Oftentimes the roll would drag on - in any temperature of course - while corpses were dragged out to their spaces to be counted. Prisoners could not move. If one collapsed, as often occurred, he would be beaten. If another prisoner tried to help him, he would be beaten.

This is an example of what Primo Levi, an Auschwitz survivor, calls the "useless violence" of the camps in a book I recently read titled "The Drowned and the Saved." Useful violence, in contrast, while awful, adheres to at least some code of logic, even if that code is twisted and evil. For instance, the mass murder of Jews in places like Dachau and Auschwitz, for Hitler, was useful violence. Hitler's plan was to murder every living Jew. The death camps made sense for this plan.

Then there is the useless violence that prevailed within the camps themselves. For instance, there was no purpose, no utility, to the rule against helping a fallen prisoner during the roll call, just as there was no purpose to many of the cruel acts performed by the guards. It is one of many examples of Nazi violence as an end, rather than a means.

From the appellplatz, one walks through the barracks. The bunks are wooden and big enough for perhaps a large dog. Towards the end of the war, when Dachau was filled to several times its capacity, each bunk slept more than one person.
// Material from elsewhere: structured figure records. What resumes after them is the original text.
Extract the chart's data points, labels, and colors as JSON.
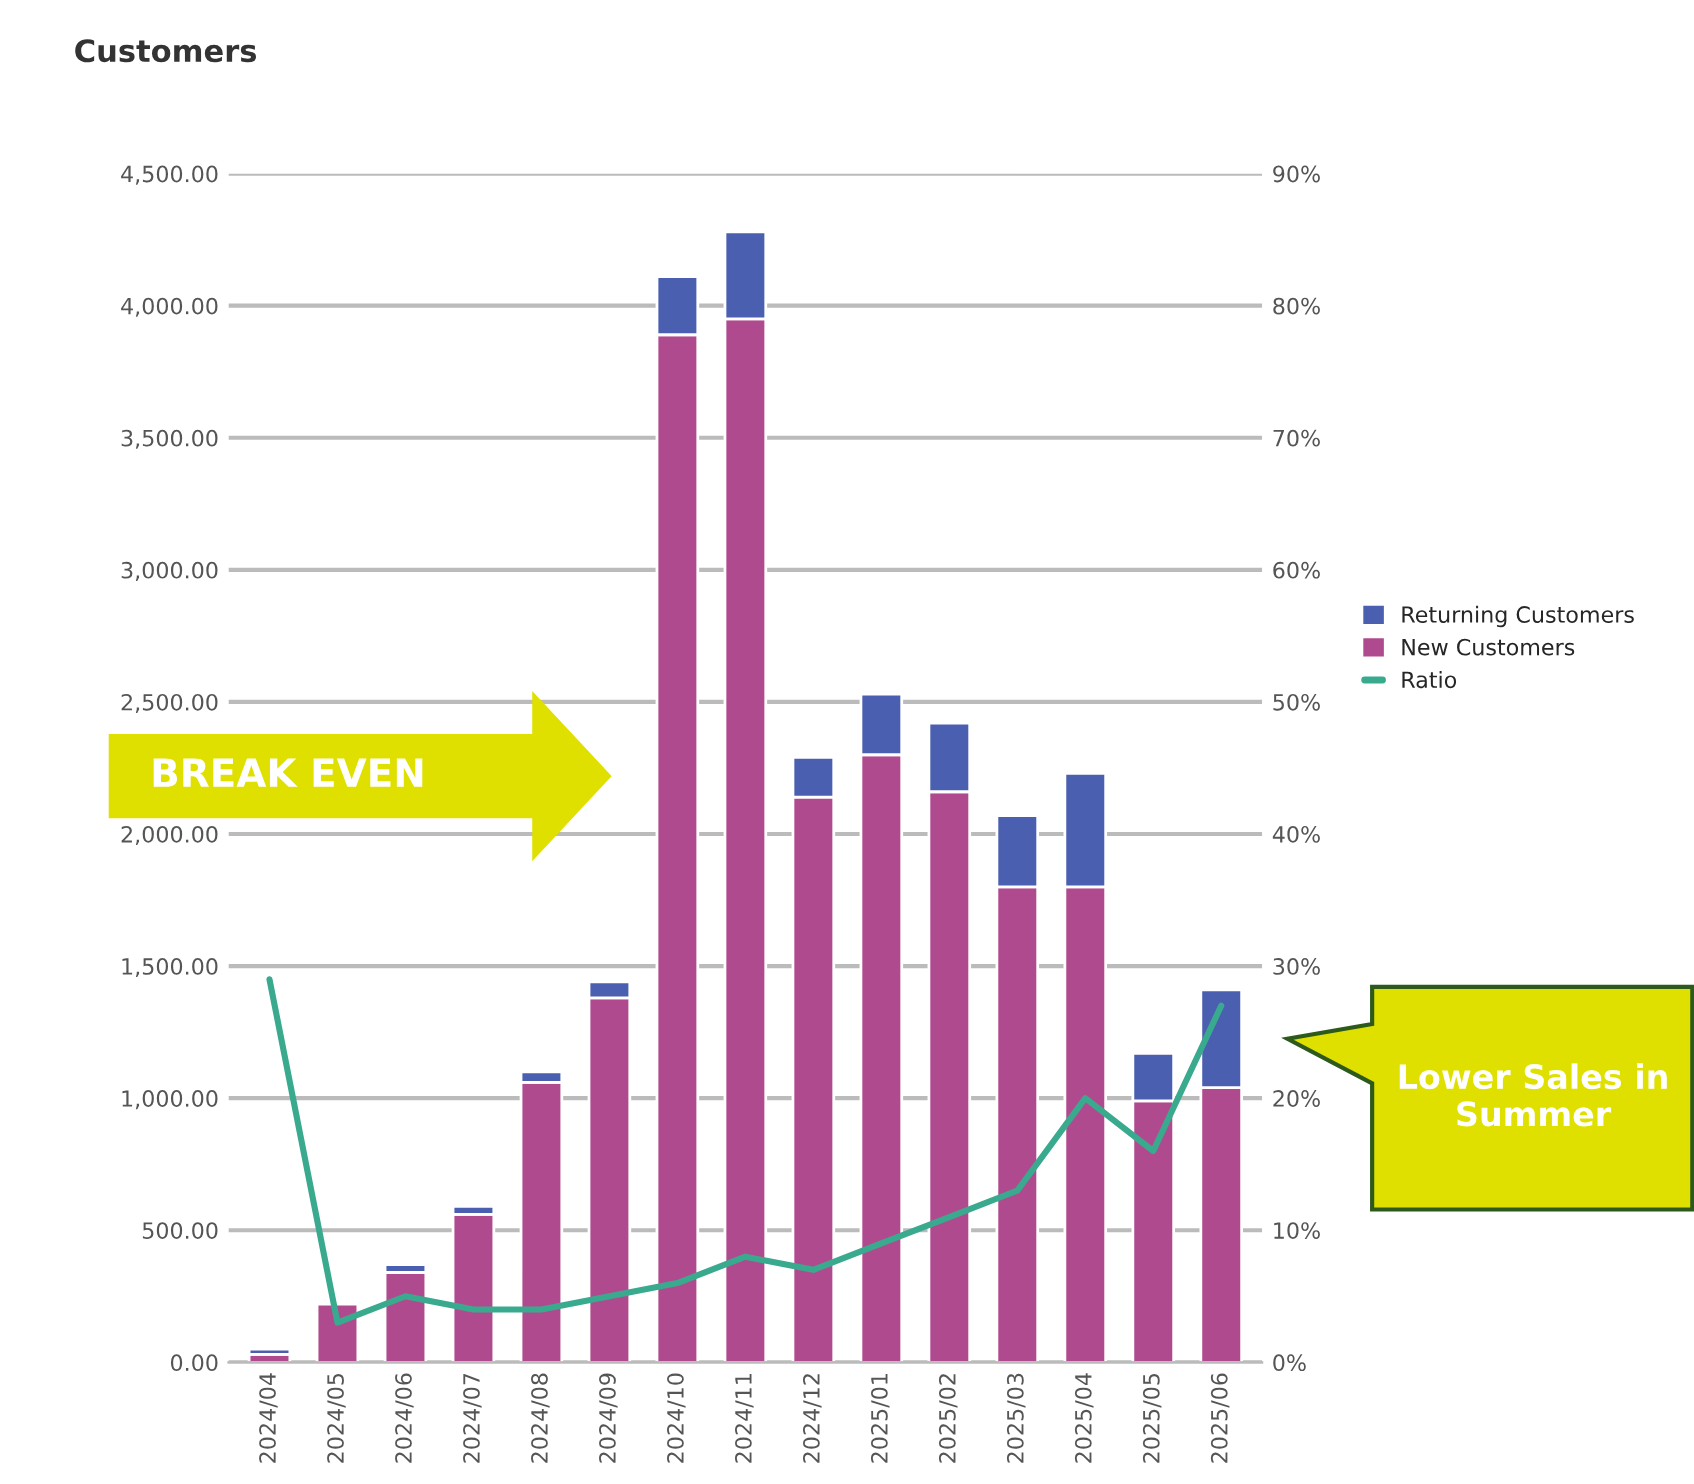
{
  "chart_data": {
    "type": "bar",
    "title": "Customers",
    "stacked": true,
    "categories": [
      "2024/04",
      "2024/05",
      "2024/06",
      "2024/07",
      "2024/08",
      "2024/09",
      "2024/10",
      "2024/11",
      "2024/12",
      "2025/01",
      "2025/02",
      "2025/03",
      "2025/04",
      "2025/05",
      "2025/06"
    ],
    "series": [
      {
        "name": "New Customers",
        "color": "#b04a8e",
        "values": [
          30,
          220,
          340,
          560,
          1060,
          1380,
          3890,
          3950,
          2140,
          2300,
          2160,
          1800,
          1800,
          990,
          1040
        ]
      },
      {
        "name": "Returning Customers",
        "color": "#4a5fb0",
        "values": [
          20,
          null,
          30,
          30,
          40,
          60,
          220,
          330,
          150,
          230,
          260,
          270,
          430,
          180,
          370
        ]
      },
      {
        "name": "Ratio",
        "type": "line",
        "axis": "y2",
        "color": "#3aaa8e",
        "values": [
          29,
          3,
          5,
          4,
          4,
          5,
          6,
          8,
          7,
          9,
          11,
          13,
          20,
          16,
          27
        ]
      }
    ],
    "ylim": [
      0,
      4500
    ],
    "yticks": [
      {
        "value": 0,
        "label": "0.00"
      },
      {
        "value": 500,
        "label": "500.00"
      },
      {
        "value": 1000,
        "label": "1,000.00"
      },
      {
        "value": 1500,
        "label": "1,500.00"
      },
      {
        "value": 2000,
        "label": "2,000.00"
      },
      {
        "value": 2500,
        "label": "2,500.00"
      },
      {
        "value": 3000,
        "label": "3,000.00"
      },
      {
        "value": 3500,
        "label": "3,500.00"
      },
      {
        "value": 4000,
        "label": "4,000.00"
      },
      {
        "value": 4500,
        "label": "4,500.00"
      }
    ],
    "y2lim": [
      0,
      90
    ],
    "y2ticks": [
      {
        "value": 0,
        "label": "0%"
      },
      {
        "value": 10,
        "label": "10%"
      },
      {
        "value": 20,
        "label": "20%"
      },
      {
        "value": 30,
        "label": "30%"
      },
      {
        "value": 40,
        "label": "40%"
      },
      {
        "value": 50,
        "label": "50%"
      },
      {
        "value": 60,
        "label": "60%"
      },
      {
        "value": 70,
        "label": "70%"
      },
      {
        "value": 80,
        "label": "80%"
      },
      {
        "value": 90,
        "label": "90%"
      }
    ],
    "grid": "y",
    "legend": "right",
    "marker": "none",
    "line_style": "solid",
    "annotations": [
      "BREAK EVEN",
      "Lower Sales in Summer"
    ]
  }
}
All of Dachau is fenced in by barbed wires, with seven lookout towers surrounding the perimeter. In case anyone thought otherwise, it should be noted that the idea of escape from a camp like Dachau was totally absurd. Getting out of the camp was impossible, and even if it were to be accomplished, where could one go? Escaping Dachau, one would find him or herself in the heart of Hitler's Reich. Being identified once within a thousand miles in any direction would result in being sent back to a camp and instant death.

After walking through a series of religious monuments - there is also a museum at Dachau - you arrive at the end of the camp: the crematorium. You begin by walking into the gas chambers. Only the shower heads are missing from the room, which is small, but would have been packed to the walls for efficiency.

It is unclear today to what extent the gas chambers were used at Dachau. Some say they were not completed in time for mass use; other inmates swear that they watched hundreds march to their deaths there. For me, having seen the chamber firsthand, it matters not. The mere existence of such a device was enough to make me nauseous.

Leaving the chamber, you walk into an adjacent room where the bodies would have been stripped of any gold teeth or other valuables. Then you reach the room with the ovens, where the bodies were burned. I wish I could tell you what I was thinking in this room, but I honestly can not remember, and would think that most people would say the same.

When you're in that room, your brain pretty much leaves your body. It can not make sense of that senselessness, so you do not think. Some people cried. Most just stared, blankly. As I said before, only after you've left can you try to make sense of what you felt there.

For an entire weekend, I did think about Dachau after I'd left, and how I felt while I was there. I've realized this: sadness is not the primary feeling I experienced at Dachau, though the sadness I felt there was unbearably heavy and burdensome. For me, the prevalent emotions were confusion and fear.

Confusion that such a thing was possible. I could not, and still I can not, understand how such events can come to occur. I keep trying and keep failing.

Fear that somewhere within each of us, there is a type of evil that, given the right circumstances, could somehow morph into what I saw at Dachau. Fear that an entire nation could commit these acts and think they were right to do so.

It frightens me that nearly all human beings have something deep down inside of them that could potentially allow them to watch this happen, impotently.

And it was not a historical aberration. Convincing yourself of that is the most harmful kind of naivet?©® Look at Abu Ghraib and you realize that the impulse to dehumanize another person knows no boundary of time, place or nationality. It is a part of the human experience, and one for which we must hold a steady contempt and keep a constant vigil, so that the words "never again" do not fade away.